Why it does take more time changing a pandas column values in compare of list? In my project, I usualy create a list as a DataFrame column:
my_list = my_datafram['column a']
and after changing data, save it to DataFrame column:
my_datafram['column a'] = my_list
So it’s not a problem, But I am curious to know what behinds it. I ran a code test:
from time import perf_counter
import pandas as pd
example_list = [0 for _ in range(1000000)]
start = perf_counter()
for i in range(1000000):
example_list[i] = i
end = perf_counter()
print(f"Speed of list: {end-start}")
example_dataframe = pd.DataFrame([0 for _ in range(1000000)])
start = perf_counter()
for i in range(1000000):
example_dataframe.loc[i, 0] = i
end = perf_counter()
print(f"Speed of dataframe: {end-start}")
and the result was:
Speed of list: 0.034354630000052566
Speed of dataframe: 21.46266417700008
>Solution :
The difference in performance between modifying values in a list and a DataFrame column is primarily due to the underlying data structures and the overhead associated with DataFrame operations.
When you modify values in a list, you are directly accessing and updating elements in a contiguous block of memory. This operation is efficient because lists are implemented as dynamic arrays in Python, allowing for fast indexing and modification of elements.
On the other hand, when you modify values in a DataFrame column, you are operating on a more complex data structure. DataFrame columns are internally represented as Series objects, which are essentially one-dimensional arrays with additional metadata and index labels. When you modify a value in a DataFrame column, Pandas needs to perform additional checks and operations to maintain the integrity of the DataFrame structure, such as alignment with the index labels and potential resizing of underlying arrays. These additional operations introduce overhead compared to modifying a simple list.

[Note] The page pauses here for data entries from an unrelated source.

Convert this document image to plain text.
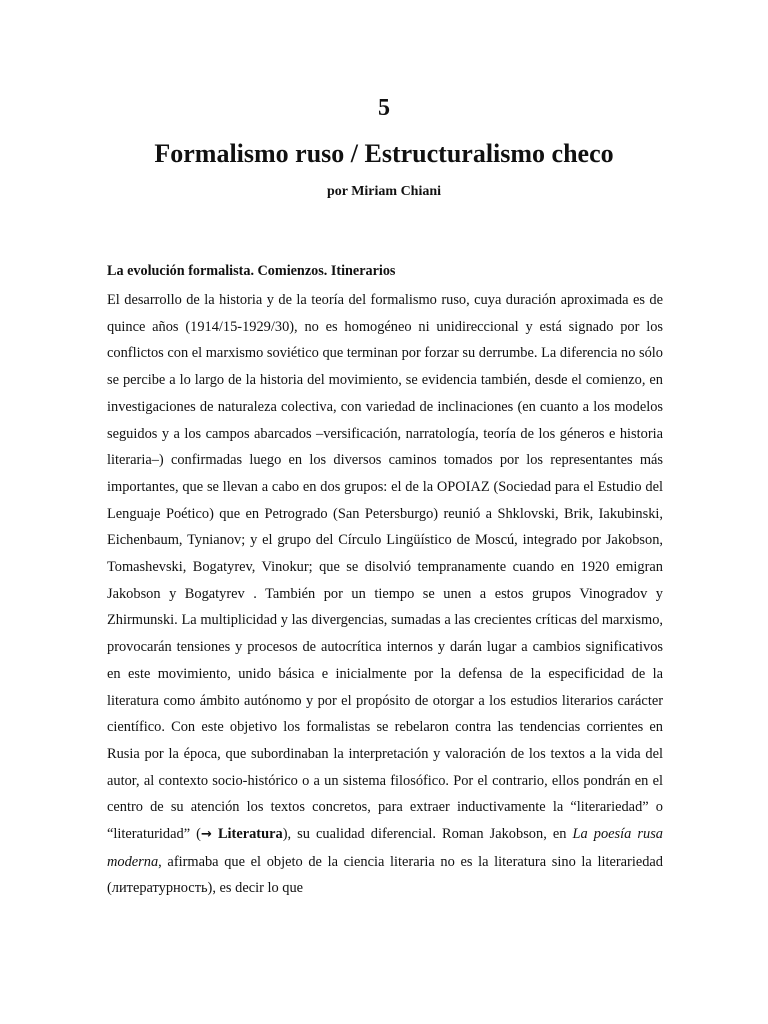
5
Formalismo ruso / Estructuralismo checo
por Miriam Chiani
La evolución formalista. Comienzos. Itinerarios

El desarrollo de la historia y de la teoría del formalismo ruso, cuya duración aproximada es de quince años (1914/15-1929/30), no es homogéneo ni unidireccional y está signado por los conflictos con el marxismo soviético que terminan por forzar su derrumbe. La diferencia no sólo se percibe a lo largo de la historia del movimiento, se evidencia también, desde el comienzo, en investigaciones de naturaleza colectiva, con variedad de inclinaciones (en cuanto a los modelos seguidos y a los campos abarcados –versificación, narratología, teoría de los géneros e historia literaria–) confirmadas luego en los diversos caminos tomados por los representantes más importantes, que se llevan a cabo en dos grupos: el de la OPOIAZ (Sociedad para el Estudio del Lenguaje Poético) que en Petrogrado (San Petersburgo) reunió a Shklovski, Brik, Iakubinski, Eichenbaum, Tynianov; y el grupo del Círculo Lingüístico de Moscú, integrado por Jakobson, Tomashevski, Bogatyrev, Vinokur; que se disolvió tempranamente cuando en 1920 emigran Jakobson y Bogatyrev . También por un tiempo se unen a estos grupos Vinogradov y Zhirmunski. La multiplicidad y las divergencias, sumadas a las crecientes críticas del marxismo, provocarán tensiones y procesos de autocrítica internos y darán lugar a cambios significativos en este movimiento, unido básica e inicialmente por la defensa de la especificidad de la literatura como ámbito autónomo y por el propósito de otorgar a los estudios literarios carácter científico. Con este objetivo los formalistas se rebelaron contra las tendencias corrientes en Rusia por la época, que subordinaban la interpretación y valoración de los textos a la vida del autor, al contexto socio-histórico o a un sistema filosófico. Por el contrario, ellos pondrán en el centro de su atención los textos concretos, para extraer inductivamente la “literariedad” o “literaturidad” (→ Literatura), su cualidad diferencial. Roman Jakobson, en La poesía rusa moderna, afirmaba que el objeto de la ciencia literaria no es la literatura sino la literariedad (литературность), es decir lo que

Additionally, accessing and updating individual elements in a DataFrame using loc involves more overhead than directly accessing elements in a list due to the indexing and alignment mechanisms used by Pandas.
In your specific test case, modifying values in the list is significantly faster than modifying values in the DataFrame column because of these factors. If you need to perform large-scale element-wise operations or modifications, working with native Python data structures like lists may offer better performance compared to DataFrame operations. However, DataFrame operations provide the benefits of built-in functionality for data manipulation, aggregation, and analysis, which can be more convenient and expressive for many tasks despite the associated overhead.